* HSI -0.1 pct, H-shares -0.5 pct, CSI300 -0.1 pct
* CNOOC slides on possible lower China fuel prices
* Yingde Gas slumps on balance sheet concerns, broker
* HK closed Thursday, China shut for 4-day weekend
By Clement Tan
HONG KONG, April 3 Hong Kong and China shares
slipped on Wednesday led by weakness in the Chinese energy
sector as a result of lower oil prices, in thin trade ahead of a
The Hang Seng Index fell 0.1 percent, while the China
Enterprises Index of the leading Chinese listings in
Hong Kong dropped 0.5 percent in the weakest bourse turnover
since Feb. 18.
The CSI300 of the top Shanghai and Shenzhen
listings slipped 0.1 percent to its lowest closing level since
mid-January. The Shanghai Composite Index inched down
0.1 percent at 2,225.3. They each shed 0.5 percent this week.

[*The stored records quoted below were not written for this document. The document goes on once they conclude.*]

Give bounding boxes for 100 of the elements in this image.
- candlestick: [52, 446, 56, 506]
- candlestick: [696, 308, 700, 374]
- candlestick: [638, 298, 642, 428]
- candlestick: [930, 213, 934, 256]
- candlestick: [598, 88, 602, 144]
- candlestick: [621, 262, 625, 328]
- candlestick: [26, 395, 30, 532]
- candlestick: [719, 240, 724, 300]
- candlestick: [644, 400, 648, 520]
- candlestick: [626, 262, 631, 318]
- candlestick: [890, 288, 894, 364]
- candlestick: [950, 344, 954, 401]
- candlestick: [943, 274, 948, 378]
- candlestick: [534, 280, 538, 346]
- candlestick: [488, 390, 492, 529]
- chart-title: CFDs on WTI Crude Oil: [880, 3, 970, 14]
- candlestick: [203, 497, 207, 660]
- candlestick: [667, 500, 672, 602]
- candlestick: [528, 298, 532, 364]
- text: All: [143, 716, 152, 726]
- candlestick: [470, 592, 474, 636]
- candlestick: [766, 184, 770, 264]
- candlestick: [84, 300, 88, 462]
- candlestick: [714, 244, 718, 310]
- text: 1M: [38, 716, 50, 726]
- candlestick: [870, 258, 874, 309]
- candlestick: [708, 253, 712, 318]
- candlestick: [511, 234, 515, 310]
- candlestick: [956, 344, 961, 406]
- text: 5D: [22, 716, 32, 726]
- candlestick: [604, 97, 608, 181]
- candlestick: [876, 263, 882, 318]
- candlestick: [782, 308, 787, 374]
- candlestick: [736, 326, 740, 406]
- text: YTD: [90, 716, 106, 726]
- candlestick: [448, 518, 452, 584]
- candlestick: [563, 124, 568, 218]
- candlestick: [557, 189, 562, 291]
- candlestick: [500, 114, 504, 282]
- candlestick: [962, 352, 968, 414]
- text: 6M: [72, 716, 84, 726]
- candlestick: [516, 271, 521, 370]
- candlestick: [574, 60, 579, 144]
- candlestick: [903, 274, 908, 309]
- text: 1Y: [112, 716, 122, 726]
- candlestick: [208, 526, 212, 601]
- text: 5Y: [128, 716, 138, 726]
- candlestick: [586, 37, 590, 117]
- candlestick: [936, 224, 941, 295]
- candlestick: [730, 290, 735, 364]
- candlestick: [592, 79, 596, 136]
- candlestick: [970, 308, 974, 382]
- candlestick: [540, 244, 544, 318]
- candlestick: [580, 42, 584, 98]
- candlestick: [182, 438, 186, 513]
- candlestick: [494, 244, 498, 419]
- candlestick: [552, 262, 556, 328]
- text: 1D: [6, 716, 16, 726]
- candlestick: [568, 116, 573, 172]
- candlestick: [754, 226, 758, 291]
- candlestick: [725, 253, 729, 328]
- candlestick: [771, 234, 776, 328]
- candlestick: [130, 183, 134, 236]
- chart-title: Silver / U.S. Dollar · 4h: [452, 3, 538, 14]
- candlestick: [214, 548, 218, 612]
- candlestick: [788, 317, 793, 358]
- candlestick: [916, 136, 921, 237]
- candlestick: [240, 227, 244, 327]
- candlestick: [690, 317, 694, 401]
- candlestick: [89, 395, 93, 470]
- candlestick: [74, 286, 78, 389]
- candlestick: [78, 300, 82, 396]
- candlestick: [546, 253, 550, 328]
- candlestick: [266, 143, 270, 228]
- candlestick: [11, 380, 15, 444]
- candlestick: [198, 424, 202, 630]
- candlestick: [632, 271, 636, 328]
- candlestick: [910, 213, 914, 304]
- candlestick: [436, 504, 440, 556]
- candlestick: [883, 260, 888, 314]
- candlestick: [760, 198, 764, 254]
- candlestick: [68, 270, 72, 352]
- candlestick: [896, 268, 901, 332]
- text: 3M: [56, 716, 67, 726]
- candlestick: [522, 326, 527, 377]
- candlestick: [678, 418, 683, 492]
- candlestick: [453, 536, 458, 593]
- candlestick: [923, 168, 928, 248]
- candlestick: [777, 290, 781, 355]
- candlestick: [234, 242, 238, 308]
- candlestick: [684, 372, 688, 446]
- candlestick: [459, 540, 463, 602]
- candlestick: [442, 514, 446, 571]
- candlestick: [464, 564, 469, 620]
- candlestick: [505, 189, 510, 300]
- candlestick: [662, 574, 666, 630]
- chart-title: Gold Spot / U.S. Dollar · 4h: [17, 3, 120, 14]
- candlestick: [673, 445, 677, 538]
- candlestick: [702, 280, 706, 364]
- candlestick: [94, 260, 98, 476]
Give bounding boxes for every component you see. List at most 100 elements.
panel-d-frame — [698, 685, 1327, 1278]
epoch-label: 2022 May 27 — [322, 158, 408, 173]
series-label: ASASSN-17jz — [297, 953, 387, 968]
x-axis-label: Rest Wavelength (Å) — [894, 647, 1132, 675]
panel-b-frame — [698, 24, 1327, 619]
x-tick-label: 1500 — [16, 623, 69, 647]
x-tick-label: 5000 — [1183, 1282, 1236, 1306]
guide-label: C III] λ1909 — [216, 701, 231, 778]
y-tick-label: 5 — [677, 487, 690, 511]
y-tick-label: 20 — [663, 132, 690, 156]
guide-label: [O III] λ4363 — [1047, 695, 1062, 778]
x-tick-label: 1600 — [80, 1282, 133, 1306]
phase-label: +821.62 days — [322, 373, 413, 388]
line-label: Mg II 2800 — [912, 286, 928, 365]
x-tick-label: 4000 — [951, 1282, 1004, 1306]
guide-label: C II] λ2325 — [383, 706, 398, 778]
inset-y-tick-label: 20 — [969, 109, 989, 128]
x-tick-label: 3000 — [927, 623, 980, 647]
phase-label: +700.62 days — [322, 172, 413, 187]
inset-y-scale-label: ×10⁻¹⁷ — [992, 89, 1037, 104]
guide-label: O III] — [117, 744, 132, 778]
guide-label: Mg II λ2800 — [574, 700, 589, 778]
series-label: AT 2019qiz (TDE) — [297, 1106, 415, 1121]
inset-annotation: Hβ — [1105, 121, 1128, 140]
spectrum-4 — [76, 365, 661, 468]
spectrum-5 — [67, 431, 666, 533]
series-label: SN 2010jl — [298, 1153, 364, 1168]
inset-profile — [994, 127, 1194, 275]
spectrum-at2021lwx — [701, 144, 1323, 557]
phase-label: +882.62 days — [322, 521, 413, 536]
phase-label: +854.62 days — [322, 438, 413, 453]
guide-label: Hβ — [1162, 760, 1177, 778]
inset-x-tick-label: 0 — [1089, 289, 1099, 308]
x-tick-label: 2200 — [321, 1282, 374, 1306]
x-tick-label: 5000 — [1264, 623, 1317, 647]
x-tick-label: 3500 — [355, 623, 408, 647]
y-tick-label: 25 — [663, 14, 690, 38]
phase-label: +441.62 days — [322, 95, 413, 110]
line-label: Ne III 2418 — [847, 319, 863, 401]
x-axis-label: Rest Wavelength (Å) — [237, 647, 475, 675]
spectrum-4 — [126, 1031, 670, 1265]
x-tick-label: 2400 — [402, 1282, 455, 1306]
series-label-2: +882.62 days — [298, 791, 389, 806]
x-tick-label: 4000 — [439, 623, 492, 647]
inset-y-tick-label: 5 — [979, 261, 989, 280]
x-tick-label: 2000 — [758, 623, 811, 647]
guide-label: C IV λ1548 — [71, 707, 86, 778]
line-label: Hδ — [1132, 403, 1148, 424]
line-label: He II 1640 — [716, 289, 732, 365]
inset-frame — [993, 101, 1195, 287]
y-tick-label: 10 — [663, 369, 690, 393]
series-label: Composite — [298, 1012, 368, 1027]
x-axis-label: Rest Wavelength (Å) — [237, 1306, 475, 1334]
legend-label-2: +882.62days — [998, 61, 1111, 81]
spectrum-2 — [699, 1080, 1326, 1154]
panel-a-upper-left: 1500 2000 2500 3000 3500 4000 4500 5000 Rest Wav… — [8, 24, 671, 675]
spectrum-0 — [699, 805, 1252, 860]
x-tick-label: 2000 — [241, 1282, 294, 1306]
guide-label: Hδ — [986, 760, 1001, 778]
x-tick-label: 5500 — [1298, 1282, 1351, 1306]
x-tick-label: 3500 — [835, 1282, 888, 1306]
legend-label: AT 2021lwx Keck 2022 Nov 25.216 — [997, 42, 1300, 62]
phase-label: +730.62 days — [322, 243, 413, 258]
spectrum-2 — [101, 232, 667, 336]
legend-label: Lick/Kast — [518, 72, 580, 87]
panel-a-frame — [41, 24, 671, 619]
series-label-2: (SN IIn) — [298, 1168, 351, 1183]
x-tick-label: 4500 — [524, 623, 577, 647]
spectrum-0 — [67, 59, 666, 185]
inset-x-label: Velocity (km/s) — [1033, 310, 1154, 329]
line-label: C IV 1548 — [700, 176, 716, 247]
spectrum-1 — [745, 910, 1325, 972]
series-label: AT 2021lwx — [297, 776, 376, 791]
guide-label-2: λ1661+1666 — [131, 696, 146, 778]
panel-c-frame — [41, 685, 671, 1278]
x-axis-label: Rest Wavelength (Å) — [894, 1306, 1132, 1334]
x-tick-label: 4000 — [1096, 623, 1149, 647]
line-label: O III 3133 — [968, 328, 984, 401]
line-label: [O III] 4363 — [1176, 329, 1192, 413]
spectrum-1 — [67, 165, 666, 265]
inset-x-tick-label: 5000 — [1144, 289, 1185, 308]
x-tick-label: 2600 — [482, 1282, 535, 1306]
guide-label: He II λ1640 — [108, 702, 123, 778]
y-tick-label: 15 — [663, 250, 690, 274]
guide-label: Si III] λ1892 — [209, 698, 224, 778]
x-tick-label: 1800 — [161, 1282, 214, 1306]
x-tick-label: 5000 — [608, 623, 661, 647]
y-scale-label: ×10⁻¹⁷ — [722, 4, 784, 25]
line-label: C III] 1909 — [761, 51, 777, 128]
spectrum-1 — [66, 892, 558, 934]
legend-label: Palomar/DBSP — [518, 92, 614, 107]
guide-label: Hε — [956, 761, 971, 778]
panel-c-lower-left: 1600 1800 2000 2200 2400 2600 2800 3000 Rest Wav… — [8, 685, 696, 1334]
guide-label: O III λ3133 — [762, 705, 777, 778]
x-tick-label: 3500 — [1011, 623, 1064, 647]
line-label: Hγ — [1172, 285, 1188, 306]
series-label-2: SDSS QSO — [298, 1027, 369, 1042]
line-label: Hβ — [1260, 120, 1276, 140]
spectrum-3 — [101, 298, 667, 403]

Losses on Wednesday came in Shanghai volume some 20 percent
below its average in the last month. Mainland China markets are
closed from Thursday and will resume trading on April 8, while
Hong Kong is only shut Thursday and will reopen on Friday.
"It's rather quiet today partly because of the holiday
tomorrow," said Jackson Wong, Tanrich Securities' vice-president
for equity sales. "We need a catalyst to break out of the
range-bound trade of the last two weeks."
That could come as soon as next week when China is due to
start releasing a slew of monthly and quarterly economic data.
March data for inflation data is due on April 9 and trade on
April 10 with money supply expected between April 10 and 15.
First quarter GDP growth data is due on April 15 along with
industrial output, retail sales and urban investment data for
March. Data on Wednesday showed growth in China's services
sector rose to multi-month highs in March.
From a peak on Feb. 6, the CSI300 has now tumbled 10.5
percent and the Shanghai Composite has slid 8.6 percent. The
Shanghai benchmark closed on Wednesday just above its 100-day
moving average at 2,221.8.
Both mainland Chinese indexes have traded above this
technical level since December. A close below this support level
could point to further near-term weakness.
MOVERS AND SHAKERS
Chinese oil giant CNOOC sank 0.9 percent, but
traded in a range that has bounded its stock price for more than
a week. Local media reported that fuel prices could fall next
week, following the adoption of a new petroleum pricing
framework announced last week.
Brent crude slipped toward $110 a barrel on Wednesday,
dropping for a second straight day, as swelling oil inventories
in the United States and recent weak data fueled worries about
demand from the world's top consumer.
Yingde Gases suffered its worst daily loss since
its 2009 listing debut, plunging 13.9 percent in heavy volume
after it announced plans for a $150 million notes offering from
its Yingde Gases Investment unit.
The stock was also hit by downgrades from CLSA, Morgan
Stanley and UBS, with CLSA citing balance sheet fears after the
company reported its net gearing surged to 95 percent in 2012
from 45 percent a year before.
The battered Chinese banking sector was an outperformer in
the A-share market. China Merchants Bank climbed 1.8
percent in Shanghai, helped by news reports that Chinese
regulators have approved its acquisition of a 50 percent stake
in insurer CIGNA-CMC.
Shares of China Minsheng Bank rose 0.5 percent
in Shanghai, but remained bounded in a range it has been trading
in the last week after it tumbled 8.8 percent on March 28 after
regulators announced a crackdown on financial risk.